Literatura & Carnaval
Por José Calvino
Na melhor das hipóteses, Azambujanra, este ano, não estava a fim de brincar o carnaval como sempre brincou. No sábado de Zé Pereira começava brincando no maracatu Barco Virado e ia, até a quarta-feira de cinzas, no Bacalhau do Batata em Olinda.
Os prazeres da vida, fazer o passo do frevo pernambucano, sambar...
Azambujanra lia um livro prazeroso, no qual Recife naquele momento parecia estar apenas na sua memória. Mas, estava expresso: “Aos domingos Miguel Rodrigo e Edilza iam assistir aos pequenos hidroplanos da Condor e da Panair amerissarem-se sobre as águas da bacia do Cais do Chupa. Ora se arrojavam, ora decolavam.”
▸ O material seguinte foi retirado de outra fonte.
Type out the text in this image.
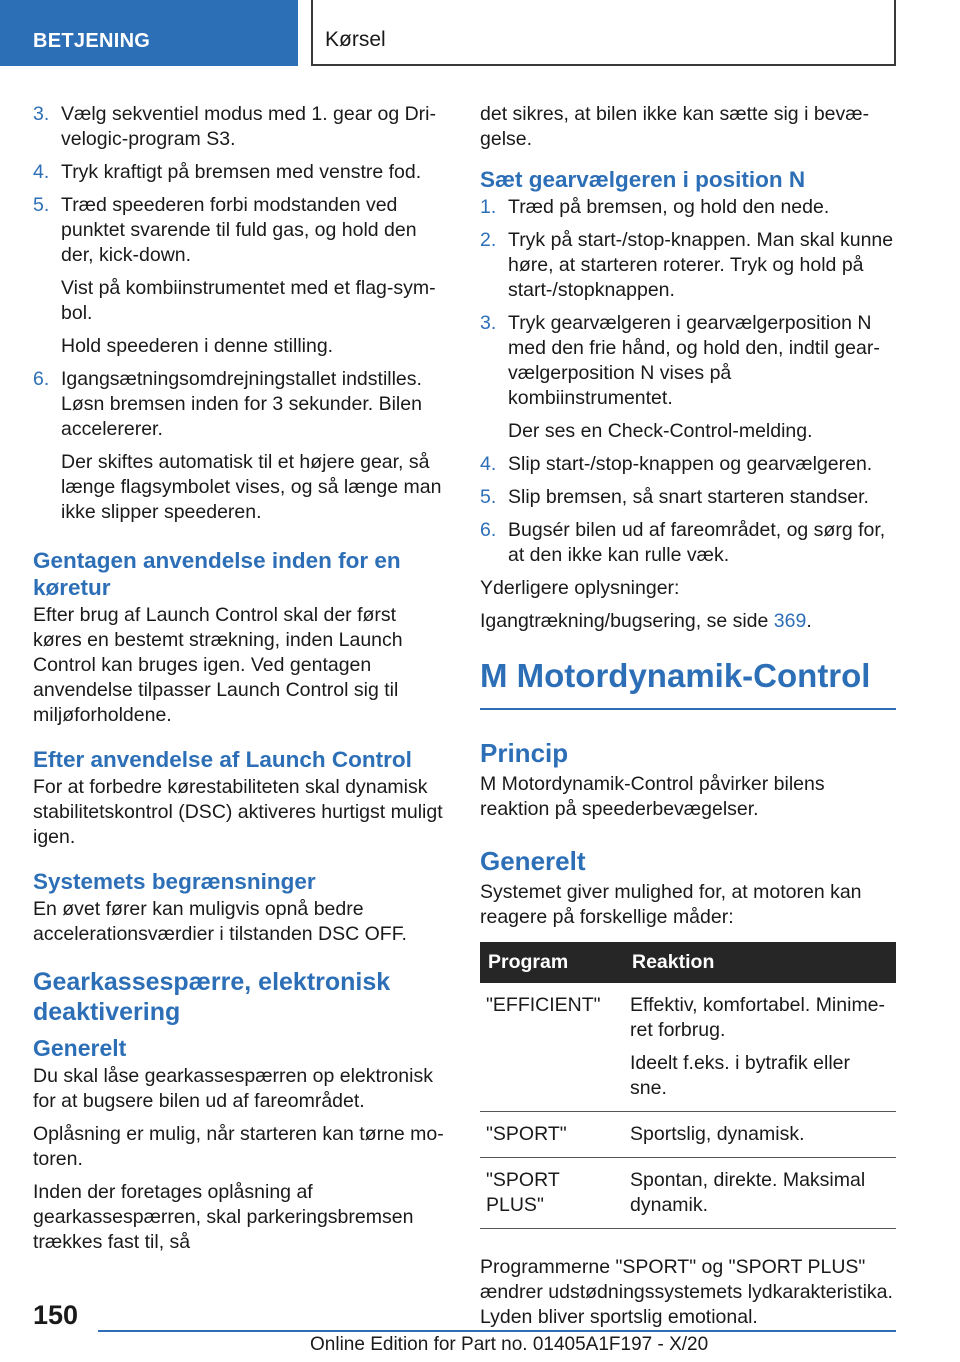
BETJENING	Kørsel
3. Vælg sekventiel modus med 1. gear og Drivelogic-program S3.
4. Tryk kraftigt på bremsen med venstre fod.
5. Træd speederen forbi modstanden ved punktet svarende til fuld gas, og hold den der, kick-down.
Vist på kombiinstrumentet med et flag-symbol.
Hold speederen i denne stilling.
6. Igangsætningsomdrejningstallet indstilles. Løsn bremsen inden for 3 sekunder. Bilen accelererer.
Der skiftes automatisk til et højere gear, så længe flagsymbolet vises, og så længe man ikke slipper speederen.
Gentagen anvendelse inden for en køretur
Efter brug af Launch Control skal der først køres en bestemt strækning, inden Launch Control kan bruges igen. Ved gentagen anvendelse tilpasser Launch Control sig til miljøforholdene.
Efter anvendelse af Launch Control
For at forbedre kørestabiliteten skal dynamisk stabilitetskontrol (DSC) aktiveres hurtigst muligt igen.
Systemets begrænsninger
En øvet fører kan muligvis opnå bedre accelerationsværdier i tilstanden DSC OFF.
Gearkassespærre, elektronisk deaktivering
Generelt
Du skal låse gearkassespærren op elektronisk for at bugsere bilen ud af fareområdet.
Oplåsning er mulig, når starteren kan tørne motoren.
Inden der foretages oplåsning af gearkassespærren, skal parkeringsbremsen trækkes fast til, så
det sikres, at bilen ikke kan sætte sig i bevægelse.
Sæt gearvælgeren i position N
1. Træd på bremsen, og hold den nede.
2. Tryk på start-/stop-knappen. Man skal kunne høre, at starteren roterer. Tryk og hold på start-/stopknappen.
3. Tryk gearvælgeren i gearvælgerposition N med den frie hånd, og hold den, indtil gearvælgerposition N vises på kombiinstrumentet.
Der ses en Check-Control-melding.
4. Slip start-/stop-knappen og gearvælgeren.
5. Slip bremsen, så snart starteren standser.
6. Bugsér bilen ud af fareområdet, og sørg for, at den ikke kan rulle væk.
Yderligere oplysninger:
Igangtrækning/bugsering, se side 369.
M Motordynamik-Control
Princip
M Motordynamik-Control påvirker bilens reaktion på speederbevægelser.
Generelt
Systemet giver mulighed for, at motoren kan reagere på forskellige måder:
Program	Reaktion
"EFFICIENT"	Effektiv, komfortabel. Minimeret forbrug.

Ideelt f.eks. i bytrafik eller sne.

"SPORT"	Sportslig, dynamisk.

"SPORT PLUS"	Spontan, direkte. Maksimal dynamik.

Programmerne "SPORT" og "SPORT PLUS" ændrer udstødningssystemets lydkarakteristika. Lyden bliver sportslig emotional.
150
Online Edition for Part no. 01405A1F197 - X/20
Azambujanra, num dos carnavais saiu protestando pelas ruas do Recife fantasiado contra o “auxílio paletó” para os políticos.
- É muita saúde, o homem dança que só...
Azambujanra conheceu pessoalmente o espanhol de Sevilha Miguel Rodrigo e Edilza que era fã de Rodolfo Valentino e não perdia uma sessão no Glória, quando passava filmes de sucesso, principalmente “Os Quatro Cavaleiros do Apocalipse”, quando Valentino- no papel de um gaúcho argentino – dançava um tango com a atriz Beatrice Dominguez. Desta, Miguel Rodrigo era também seu fã.
Miguel Rodrigo e Edilza dançavam muito bem e ele, principalmente, era o melhor dançarino do Recife. Era a cópia fiel do ator Valentino... A inveja dos dançarinos era grande quando os viam dançando tango, bolero, valsa, etc, nos salões do Batutas de São José, nas Pás, Prato Misterioso, Amantes das Flores... eles “fechavam”...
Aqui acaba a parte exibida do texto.